Maintenant le docteur Katz essayait de convaincre Madame Rosa pour qu’elle aille à l’hôpital. Moi, j’avais froid aux fesses en écoutant le docteur Katz. Tout le monde savait dans le quartier qu’il n’était pas possible de se faire avorter à l’hôpital même quand on était à la torture et qu’ils étaient capables de vous faire vivre de force, tant que vous étiez encore de la barbaque et qu’on pouvait planter une aiguille dedans. La médecine doit avoir le dernier mot et lutter jusqu’au bout pour empêcher que la volonté de Dieu soit faite. Madame Rosa est la seule chose au monde que j’aie aimée ici et je ne vais pas la laisser devenir champion du monde des légumes pour faire plaisir à la médecine.
Alors j’ai inventé que sa famille venait la chercher pour l’emmener en Israël. Le soir j’ai aidé Madame Rosa à descendre à la cave pour aller mourir dans son trou juif. J’avais jamais compris pourquoi elle l’avait aménagé et pourquoi elle y descendait de temps en temps, s’asseyait, regardait autour d’elle et respirait. Maintenant je comprenais.
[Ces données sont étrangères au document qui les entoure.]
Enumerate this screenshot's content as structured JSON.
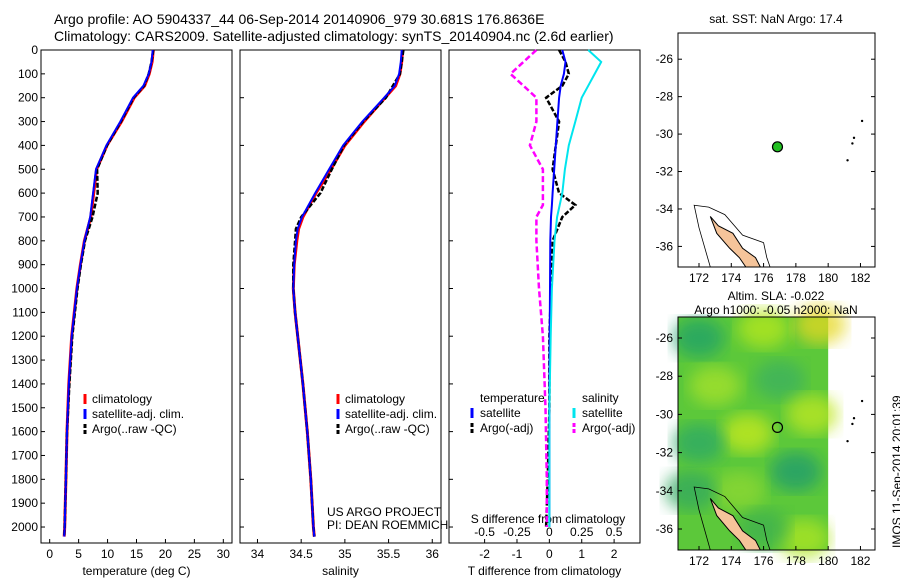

J’ai mis le matelas à côté d’elle, pour la compagnie mais j’ai pas pu fermer l’œil parce que j’avais peur des rats qui ont une réputation dans les caves, mais il n’y en avait pas. Quand je me suis réveillé Madame Rosa avait les yeux ouverts mais lorsque je lui ai mis le portrait de Monsieur Hitler devant, ça ne l’a pas intéressée. C’était un miracle qu’on a pu descendre dans son état.
Je suis resté ainsi trois semaines à côté du cadavre de Madame Rosa. Quand ils ont enfoncé la porte pour voir d’où ça venait et qu’ils m’ont vu couché à côté, ils se sont mis à gueuler au secours quelle horreur mais ils n’avaient pas pensé à gueuler avant parce que la vie n’a pas d’odeur. Ils m’ont transporté à l’ambulance où ils ont trouvé dans ma poche le papier avec le nom et l’adresse de Nadine. Ils ont cru qu’elle était quelque chose pour moi. C’est comme ça qu’elle est arrivée et qu’elle m’a pris chez elle à la campagne sans aucune obligation de ma part. Je veux bien rester chez elle un bout de temps puisque ses mômes me le demandent. Le docteur Ramon, son mari est même allé chercher mon parapluie Arthur, je me faisais du mauvais sang car personne n’en voudrait à cause de sa valeur sentimentale, il faut aimer.